For useful analysis capabilities, using advixe-gui on the platform used for collection is ideal, or at least having access to the used source and executable on the machine where Advisor is intalled.

To setup, use advixe-gui before collecting data. X11 forwarding is necessary if logging in to a remote cluster. Inside the GUI, use the new project option to create a project for FDS, selecting the 'advise' version's executable as the target.

Collection

The base command used on one's platform to run FDS is a proper starting point. mpiexec fds [test case] is a common input, and thus we'll use it for the model here.

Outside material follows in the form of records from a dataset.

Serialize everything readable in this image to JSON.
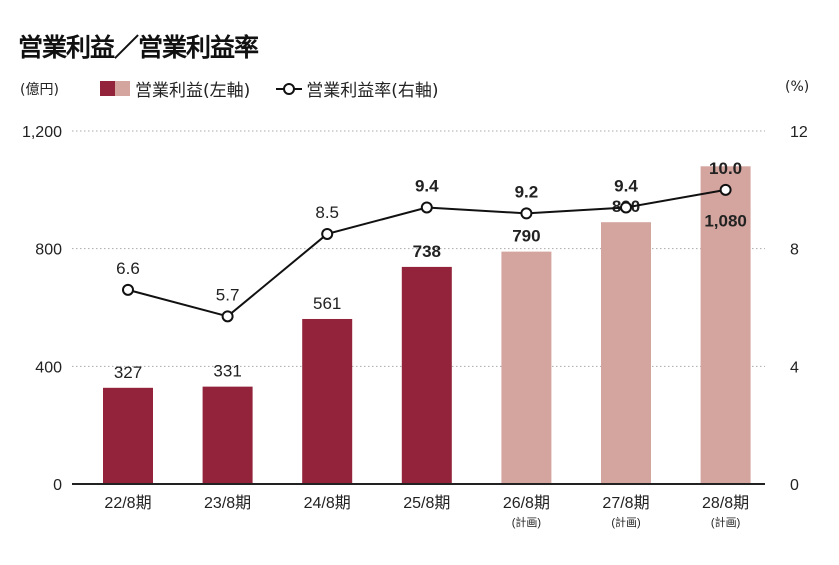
{
  "chart_data": {
    "type": "bar+line",
    "title": "営業利益／営業利益率",
    "left_unit": "(億円)",
    "right_unit": "(%)",
    "categories": [
      "22/8期",
      "23/8期",
      "24/8期",
      "25/8期",
      "26/8期",
      "27/8期",
      "28/8期"
    ],
    "category_notes": [
      "",
      "",
      "",
      "",
      "(計画)",
      "(計画)",
      "(計画)"
    ],
    "series": [
      {
        "name": "営業利益(左軸)",
        "type": "bar",
        "axis": "left",
        "values": [
          327,
          331,
          561,
          738,
          790,
          890,
          1080
        ],
        "labels": [
          "327",
          "331",
          "561",
          "738",
          "790",
          "890",
          "1,080"
        ]
      },
      {
        "name": "営業利益率(右軸)",
        "type": "line",
        "axis": "right",
        "values": [
          6.6,
          5.7,
          8.5,
          9.4,
          9.2,
          9.4,
          10.0
        ],
        "labels": [
          "6.6",
          "5.7",
          "8.5",
          "9.4",
          "9.2",
          "9.4",
          "10.0"
        ]
      }
    ],
    "left_axis": {
      "range": [
        0,
        1200
      ],
      "ticks": [
        "0",
        "400",
        "800",
        "1,200"
      ]
    },
    "right_axis": {
      "range": [
        0,
        12
      ],
      "ticks": [
        "0",
        "4",
        "8",
        "12"
      ]
    },
    "grid": true,
    "legend_position": "top",
    "colors": {
      "actual": "#92233a",
      "plan": "#d4a59f",
      "line": "#111111"
    }
  }
}
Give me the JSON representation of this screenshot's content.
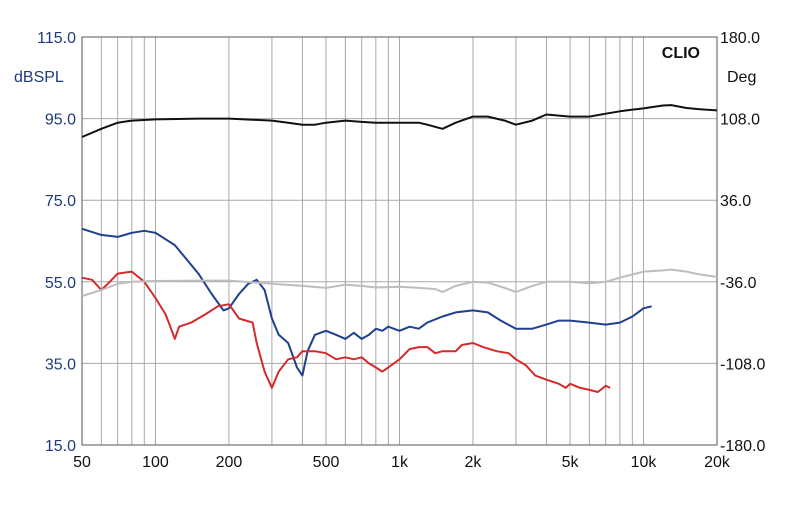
{
  "chart_data": {
    "type": "line",
    "brand_label": "CLIO",
    "x_scale": "log",
    "xlim": [
      50,
      20000
    ],
    "x_ticks": [
      {
        "value": 50,
        "label": "50"
      },
      {
        "value": 100,
        "label": "100"
      },
      {
        "value": 200,
        "label": "200"
      },
      {
        "value": 500,
        "label": "500"
      },
      {
        "value": 1000,
        "label": "1k"
      },
      {
        "value": 2000,
        "label": "2k"
      },
      {
        "value": 5000,
        "label": "5k"
      },
      {
        "value": 10000,
        "label": "10k"
      },
      {
        "value": 20000,
        "label": "20k"
      }
    ],
    "y_left": {
      "label": "dBSPL",
      "lim": [
        15,
        115
      ],
      "ticks": [
        "15.0",
        "35.0",
        "55.0",
        "75.0",
        "95.0",
        "115.0"
      ],
      "tick_values": [
        15,
        35,
        55,
        75,
        95,
        115
      ]
    },
    "y_right": {
      "label": "Deg",
      "lim": [
        -180,
        180
      ],
      "ticks": [
        "-180.0",
        "-108.0",
        "-36.0",
        "36.0",
        "108.0",
        "180.0"
      ],
      "tick_values": [
        -180,
        -108,
        -36,
        36,
        108,
        180
      ]
    },
    "grid": true,
    "series": [
      {
        "color": "#111111",
        "points": [
          [
            50,
            90.5
          ],
          [
            60,
            92.5
          ],
          [
            70,
            94
          ],
          [
            80,
            94.5
          ],
          [
            100,
            94.8
          ],
          [
            150,
            95
          ],
          [
            200,
            95
          ],
          [
            300,
            94.5
          ],
          [
            350,
            94
          ],
          [
            400,
            93.5
          ],
          [
            450,
            93.5
          ],
          [
            500,
            94
          ],
          [
            600,
            94.5
          ],
          [
            700,
            94.2
          ],
          [
            800,
            94
          ],
          [
            1000,
            94
          ],
          [
            1200,
            94
          ],
          [
            1300,
            93.5
          ],
          [
            1500,
            92.5
          ],
          [
            1700,
            94
          ],
          [
            2000,
            95.5
          ],
          [
            2300,
            95.5
          ],
          [
            2700,
            94.5
          ],
          [
            3000,
            93.5
          ],
          [
            3500,
            94.5
          ],
          [
            4000,
            96
          ],
          [
            5000,
            95.5
          ],
          [
            6000,
            95.5
          ],
          [
            7000,
            96.2
          ],
          [
            8000,
            96.8
          ],
          [
            9000,
            97.2
          ],
          [
            10000,
            97.5
          ],
          [
            12000,
            98.2
          ],
          [
            13000,
            98.3
          ],
          [
            15000,
            97.6
          ],
          [
            17000,
            97.3
          ],
          [
            20000,
            97
          ]
        ]
      },
      {
        "color": "#1f3f8f",
        "points": [
          [
            50,
            68
          ],
          [
            60,
            66.5
          ],
          [
            70,
            66
          ],
          [
            80,
            67
          ],
          [
            90,
            67.5
          ],
          [
            100,
            67
          ],
          [
            120,
            64
          ],
          [
            150,
            57
          ],
          [
            170,
            52
          ],
          [
            190,
            48
          ],
          [
            200,
            48.5
          ],
          [
            220,
            52
          ],
          [
            240,
            54.5
          ],
          [
            260,
            55.5
          ],
          [
            280,
            53
          ],
          [
            300,
            46
          ],
          [
            320,
            42
          ],
          [
            350,
            40
          ],
          [
            380,
            34
          ],
          [
            400,
            32
          ],
          [
            420,
            38
          ],
          [
            450,
            42
          ],
          [
            500,
            43
          ],
          [
            550,
            42
          ],
          [
            600,
            41
          ],
          [
            650,
            42.5
          ],
          [
            700,
            41
          ],
          [
            750,
            42
          ],
          [
            800,
            43.5
          ],
          [
            850,
            43
          ],
          [
            900,
            44
          ],
          [
            1000,
            43
          ],
          [
            1100,
            44
          ],
          [
            1200,
            43.5
          ],
          [
            1300,
            45
          ],
          [
            1500,
            46.5
          ],
          [
            1700,
            47.5
          ],
          [
            2000,
            48
          ],
          [
            2300,
            47.5
          ],
          [
            2600,
            45.5
          ],
          [
            3000,
            43.5
          ],
          [
            3500,
            43.5
          ],
          [
            4000,
            44.5
          ],
          [
            4500,
            45.5
          ],
          [
            5000,
            45.5
          ],
          [
            6000,
            45
          ],
          [
            7000,
            44.5
          ],
          [
            8000,
            45
          ],
          [
            9000,
            46.5
          ],
          [
            10000,
            48.5
          ],
          [
            10800,
            49
          ]
        ]
      },
      {
        "color": "#d42a2a",
        "points": [
          [
            50,
            56
          ],
          [
            55,
            55.5
          ],
          [
            60,
            53
          ],
          [
            65,
            55
          ],
          [
            70,
            57
          ],
          [
            80,
            57.5
          ],
          [
            90,
            55
          ],
          [
            100,
            51
          ],
          [
            110,
            47
          ],
          [
            115,
            44
          ],
          [
            120,
            41
          ],
          [
            125,
            44
          ],
          [
            140,
            45
          ],
          [
            160,
            47
          ],
          [
            180,
            49
          ],
          [
            200,
            49.5
          ],
          [
            220,
            46
          ],
          [
            250,
            45
          ],
          [
            260,
            40
          ],
          [
            280,
            33
          ],
          [
            300,
            29
          ],
          [
            320,
            33
          ],
          [
            350,
            36
          ],
          [
            380,
            36.5
          ],
          [
            400,
            38
          ],
          [
            450,
            38
          ],
          [
            500,
            37.5
          ],
          [
            550,
            36
          ],
          [
            600,
            36.5
          ],
          [
            650,
            36
          ],
          [
            700,
            36.5
          ],
          [
            750,
            35
          ],
          [
            800,
            34
          ],
          [
            850,
            33
          ],
          [
            900,
            34
          ],
          [
            1000,
            36
          ],
          [
            1100,
            38.5
          ],
          [
            1200,
            39
          ],
          [
            1300,
            39
          ],
          [
            1400,
            37.5
          ],
          [
            1500,
            38
          ],
          [
            1700,
            38
          ],
          [
            1800,
            39.5
          ],
          [
            2000,
            40
          ],
          [
            2200,
            39
          ],
          [
            2500,
            38
          ],
          [
            2800,
            37.5
          ],
          [
            3000,
            36
          ],
          [
            3300,
            34.5
          ],
          [
            3600,
            32
          ],
          [
            4000,
            31
          ],
          [
            4500,
            30
          ],
          [
            4800,
            29
          ],
          [
            5000,
            30
          ],
          [
            5500,
            29
          ],
          [
            6000,
            28.5
          ],
          [
            6500,
            28
          ],
          [
            7000,
            29.5
          ],
          [
            7300,
            29
          ]
        ]
      },
      {
        "color": "#bdbdbd",
        "points": [
          [
            50,
            51.5
          ],
          [
            60,
            53
          ],
          [
            70,
            54.5
          ],
          [
            80,
            55
          ],
          [
            100,
            55.2
          ],
          [
            150,
            55.3
          ],
          [
            200,
            55.3
          ],
          [
            300,
            54.5
          ],
          [
            400,
            54
          ],
          [
            500,
            53.5
          ],
          [
            600,
            54.3
          ],
          [
            700,
            54
          ],
          [
            800,
            53.6
          ],
          [
            1000,
            53.8
          ],
          [
            1200,
            53.5
          ],
          [
            1400,
            53.2
          ],
          [
            1500,
            52.5
          ],
          [
            1700,
            54
          ],
          [
            2000,
            55
          ],
          [
            2300,
            54.8
          ],
          [
            2700,
            53.5
          ],
          [
            3000,
            52.5
          ],
          [
            3500,
            54
          ],
          [
            4000,
            55
          ],
          [
            5000,
            55
          ],
          [
            6000,
            54.6
          ],
          [
            7000,
            55
          ],
          [
            8000,
            56
          ],
          [
            10000,
            57.5
          ],
          [
            12000,
            57.8
          ],
          [
            13000,
            58
          ],
          [
            15000,
            57.5
          ],
          [
            17000,
            56.8
          ],
          [
            20000,
            56.2
          ]
        ]
      }
    ]
  }
}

Before the fds executable in the run command, such as between mpiexec and the executable, place advixe-cl -collect <analysis-type> [Optional actions] -- . Most frequently, analysis-type can be 'survey'. This obtains a basic look at the program, and can be followed up with 'suitability' after annotation. Note that the others have not been incredibly useful/stable in FDS development. You can learn about annotating here

Thus, a possible input could be:

mpiexec -np 1 advixe-cl -collect survey -- $HOME/firemodels/fds/Build/impi_intel_linux_64_advise/fds_impi_intel_linux_64_advise simple_test.fds

Analysis

Graphical User Interface (Recommended)

Here, the command line interface has not been explored, so advixe-gui is the offering that can be recommended. Open the project file with the GUI to analyze results.

IMPORTANT NOTE

Generally, unless directly interested in testing the suitability of several locations at once, or in vectorization, Amplifier is a more useful tool for FDS development. It can be found in the 'vtune' build folder.

Intel VTune Profiler

Vtune Profiler is included in the Intel oneAPI Base Toolkit. It is most useful for profiling the code; that is, generating a list of the most frequently used subroutines. The easiest way to use it is to

  1. Compile the code in release mode; that is, with full optimizations. Add -g to the argument list so that Vtune can have access to code line numbers.

  2. Create a SLURM script and add the verbiage below to the srun command between the srun options and the full path to the executable:

    srun ... vtune -quiet -collect hotspots -trace-mpi -result-dir my_results <full path to fds executable> my_job.fds
    
  3. When the job is done, issue the following command at the console:

    vtune-gui
    
  4. When the graphical user interface opens, click on the folder icon to the left that says something like "Open result". On the file menu, go into the directory you named to store the information. Open up the file with the "vtune" suffix. The most useful information is found by clicking the "Bottoms up" tab, which lists the most CPU intensive routines.